Plan_de_Versailles_-_Gesamtplan_von_Delagrife_1746Courir, aimer, écrire.

Trois élans en lignes de force, trois actes que je ne peux accomplir sur commande. Il faut que ça vienne des tripes ! Du sang qui bat dans les veines, de l’encre qui coule (ou des octets qui défilent), un corps en mouvement. En creux, j’aime dormir. Rêver. Toucher du doigt ce que notre cerveau sur-eveillé ne peut saisir les yeux ouverts, dans un dialogue imprévu avec notre inconscient. « Tu as peur de cela et tu ne le vois pas ! Regarde ta peur bien en face et tu ne la fera plus porter sur les épaules de tes proches. » Au réveil, le rêve reste présent, merveilleux ou gênant, il accompagne une partie de notre journée. Une conversation ou une image plus loin, son sens caché apparaît.

Courir, aimer, écrire. L’injonction est impossible. Et pourtant : j’écris pour mon travail, des lignes et des lignes, des mots qui ne viennent pas de moi mais transcrivent les échanges tenus lors de réunions, conférences et rencontres. Ecrire ici, dans cet espace ouvert par une belle nuit d’été, provient d’un autre feu. Mon rythme sporadique montre que « ça vient » ou pas. Etre submergée ou ne rien en dire. De même, aimer… Dans le bouillonnement de mes ressentis, la question du « trop aimer », du « mal aimer » revient frapper régulièrement telle une vague de grande marée la digue. Et il ne manque pas de sages mestres pour venir m’édifier sur la bonne mesure et le juste milieu. Je trie le bon grain de l’ivraie, dépèce les positions idéologiques, dézingue les faux universaux. Et fais feu de tout bois, même du plus vilain.

Quant à courir, après un semestre pieds nus, je ne peux plus revenir au chapitre précédent. J’ai rechaussé mais rien n’est plus comme avant. Je prépare pour la fin du mois les Foulées du 8è, 10 kilomètres où je vais me régaler d’un peu de vitesse. Mais pas question de perdre cette écoute des sensations que j’ai acquise pieds nus ! Avant la séance, ne plus penser en « je veux / je ne veux pas » ou « je dois / je ne dois pas » mais en « je fais ce qui est bon pour moi ». Si je sens une énergie positive qui sommeille, je m’en empare. Si la fatigue est trop présente, je passe mon tour ou je modifie la sortie. Je me base sur un plan proposé par Olivier Gaillard pour 50 minutes (mon précédent record, oui, oui… il y a, humm… un an et demi !) Et je travaille au chronomètre et appréciation approximative des distances en terrain boisé (forêt, pièce d’eau des Suisses et tour du Grand canal à Versailles). Je fais du grosso-modo et du piano-piano.

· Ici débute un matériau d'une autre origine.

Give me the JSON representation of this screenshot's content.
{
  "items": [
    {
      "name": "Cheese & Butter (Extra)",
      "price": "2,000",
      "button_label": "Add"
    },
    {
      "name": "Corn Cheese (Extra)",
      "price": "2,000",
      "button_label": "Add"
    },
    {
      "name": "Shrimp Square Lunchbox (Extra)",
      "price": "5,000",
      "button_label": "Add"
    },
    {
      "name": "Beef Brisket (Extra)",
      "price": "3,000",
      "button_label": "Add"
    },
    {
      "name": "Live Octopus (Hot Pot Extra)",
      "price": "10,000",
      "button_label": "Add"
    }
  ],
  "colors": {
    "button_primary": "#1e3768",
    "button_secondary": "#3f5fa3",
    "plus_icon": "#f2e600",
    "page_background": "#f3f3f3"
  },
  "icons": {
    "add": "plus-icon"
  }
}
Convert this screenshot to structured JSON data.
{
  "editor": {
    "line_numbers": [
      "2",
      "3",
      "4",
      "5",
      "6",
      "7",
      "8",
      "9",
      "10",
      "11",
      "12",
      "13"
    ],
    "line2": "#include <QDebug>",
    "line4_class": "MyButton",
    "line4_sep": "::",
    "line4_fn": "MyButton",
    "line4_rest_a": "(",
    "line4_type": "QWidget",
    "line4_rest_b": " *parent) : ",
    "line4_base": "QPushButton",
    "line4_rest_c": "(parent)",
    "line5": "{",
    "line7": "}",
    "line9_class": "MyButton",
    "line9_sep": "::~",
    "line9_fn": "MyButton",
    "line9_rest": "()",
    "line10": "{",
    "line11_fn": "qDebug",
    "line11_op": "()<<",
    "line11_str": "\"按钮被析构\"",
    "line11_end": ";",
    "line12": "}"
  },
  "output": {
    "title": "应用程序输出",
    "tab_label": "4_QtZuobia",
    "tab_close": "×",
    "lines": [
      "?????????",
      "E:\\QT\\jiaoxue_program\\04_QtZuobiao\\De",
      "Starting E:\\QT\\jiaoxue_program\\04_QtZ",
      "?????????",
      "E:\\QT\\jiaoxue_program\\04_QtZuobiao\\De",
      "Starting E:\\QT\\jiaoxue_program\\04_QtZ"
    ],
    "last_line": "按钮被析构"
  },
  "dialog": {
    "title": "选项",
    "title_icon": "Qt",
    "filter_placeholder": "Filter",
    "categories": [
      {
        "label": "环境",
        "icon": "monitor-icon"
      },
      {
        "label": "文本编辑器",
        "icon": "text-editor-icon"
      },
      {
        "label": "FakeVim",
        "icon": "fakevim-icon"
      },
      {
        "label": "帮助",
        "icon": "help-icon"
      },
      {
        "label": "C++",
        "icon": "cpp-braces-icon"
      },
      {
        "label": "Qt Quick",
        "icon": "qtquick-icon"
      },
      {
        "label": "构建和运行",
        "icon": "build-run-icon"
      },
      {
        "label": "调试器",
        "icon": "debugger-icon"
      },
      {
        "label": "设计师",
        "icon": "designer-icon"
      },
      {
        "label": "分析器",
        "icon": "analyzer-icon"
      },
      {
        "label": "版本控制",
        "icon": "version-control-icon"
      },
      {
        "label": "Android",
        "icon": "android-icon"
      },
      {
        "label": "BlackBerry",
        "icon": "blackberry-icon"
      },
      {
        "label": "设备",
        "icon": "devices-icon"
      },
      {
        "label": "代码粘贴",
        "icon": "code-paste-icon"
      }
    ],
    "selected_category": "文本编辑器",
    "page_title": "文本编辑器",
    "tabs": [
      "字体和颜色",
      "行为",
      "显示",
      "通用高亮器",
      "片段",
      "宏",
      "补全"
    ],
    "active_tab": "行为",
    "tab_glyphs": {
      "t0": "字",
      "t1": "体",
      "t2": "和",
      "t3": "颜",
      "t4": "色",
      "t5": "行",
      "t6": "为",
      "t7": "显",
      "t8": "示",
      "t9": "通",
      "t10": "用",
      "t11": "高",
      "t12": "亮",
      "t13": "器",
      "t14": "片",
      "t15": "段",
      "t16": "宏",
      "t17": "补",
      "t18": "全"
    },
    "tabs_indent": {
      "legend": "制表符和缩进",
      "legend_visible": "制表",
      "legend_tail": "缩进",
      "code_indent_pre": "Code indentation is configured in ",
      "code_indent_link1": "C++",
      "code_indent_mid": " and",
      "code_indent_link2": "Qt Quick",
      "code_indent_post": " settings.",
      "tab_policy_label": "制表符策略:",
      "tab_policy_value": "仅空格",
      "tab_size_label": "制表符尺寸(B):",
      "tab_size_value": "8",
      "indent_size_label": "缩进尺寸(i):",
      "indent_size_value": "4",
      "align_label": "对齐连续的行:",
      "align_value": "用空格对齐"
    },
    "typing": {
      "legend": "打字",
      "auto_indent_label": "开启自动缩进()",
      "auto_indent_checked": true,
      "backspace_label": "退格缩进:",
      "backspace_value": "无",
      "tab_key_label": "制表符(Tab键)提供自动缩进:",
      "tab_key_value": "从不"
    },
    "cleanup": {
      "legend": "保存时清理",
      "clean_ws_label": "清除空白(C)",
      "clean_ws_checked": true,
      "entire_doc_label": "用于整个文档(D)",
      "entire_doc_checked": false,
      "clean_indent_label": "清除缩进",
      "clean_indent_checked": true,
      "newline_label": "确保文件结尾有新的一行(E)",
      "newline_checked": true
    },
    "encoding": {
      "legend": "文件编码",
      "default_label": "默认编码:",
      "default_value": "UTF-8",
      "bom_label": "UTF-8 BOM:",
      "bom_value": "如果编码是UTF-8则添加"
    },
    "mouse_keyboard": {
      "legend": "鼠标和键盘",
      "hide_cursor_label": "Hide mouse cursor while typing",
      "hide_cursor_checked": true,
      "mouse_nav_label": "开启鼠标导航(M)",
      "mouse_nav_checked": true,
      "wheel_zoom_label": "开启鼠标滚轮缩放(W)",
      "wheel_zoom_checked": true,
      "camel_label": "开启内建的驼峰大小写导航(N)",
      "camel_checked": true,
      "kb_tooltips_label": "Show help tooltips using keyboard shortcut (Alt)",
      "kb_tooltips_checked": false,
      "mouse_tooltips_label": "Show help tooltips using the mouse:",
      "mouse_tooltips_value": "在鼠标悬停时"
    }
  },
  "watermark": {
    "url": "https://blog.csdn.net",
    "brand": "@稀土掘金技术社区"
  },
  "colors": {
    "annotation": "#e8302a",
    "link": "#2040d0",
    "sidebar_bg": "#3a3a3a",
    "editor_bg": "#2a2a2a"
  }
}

Aujourd’hui j’ai suivi la séance « spécifique 10 km » avec au menu un échauffement puis 3x(1000m/500m) en 5′ et 2’10 (récup 3′ et 1’30) puis un retour au calme. Sachant que le tour de la pièce d’eau des Suisses fait 2,2 kilomètres, j’ai visé à peu près la moitié pour mes 5 minutes et environ un quart pour les 2 minutes et 10 secondes. Grosso merdo. J’étais pas très large. J’étais même un peu juste. Je me suis surtout complètement emmêlé les pinceaux dans les récup’, que j’ai faites en 1’30 tout le temps, même entre les blocs. Du coup mes petites rallonges « oh y’a une côte, je reste en footing » sont un peu moins chagrines. Je suis contente car il y a tout à gagner d’ici la fin du plan : plus d’aisance, des sensations encore meilleures. Il me faut la trame d’un plan pour me sortir de mes rêveries confortables, mais la liberté de rester vague, de m’adapter au sol, aux pentes, à la pluie et au vent. Un jour de course, il peut toujours se dresser un obstacle au milieu du chemin. Si au cours de ma préparation j’ai appris à m’adapter au monde qui change, si je me suis délestée de la technologie qui m’est superflue, je ne me laisserai pas gâcher mon plaisir par une montre GPS qui ne trouve pas les satellites ou un vent de travers.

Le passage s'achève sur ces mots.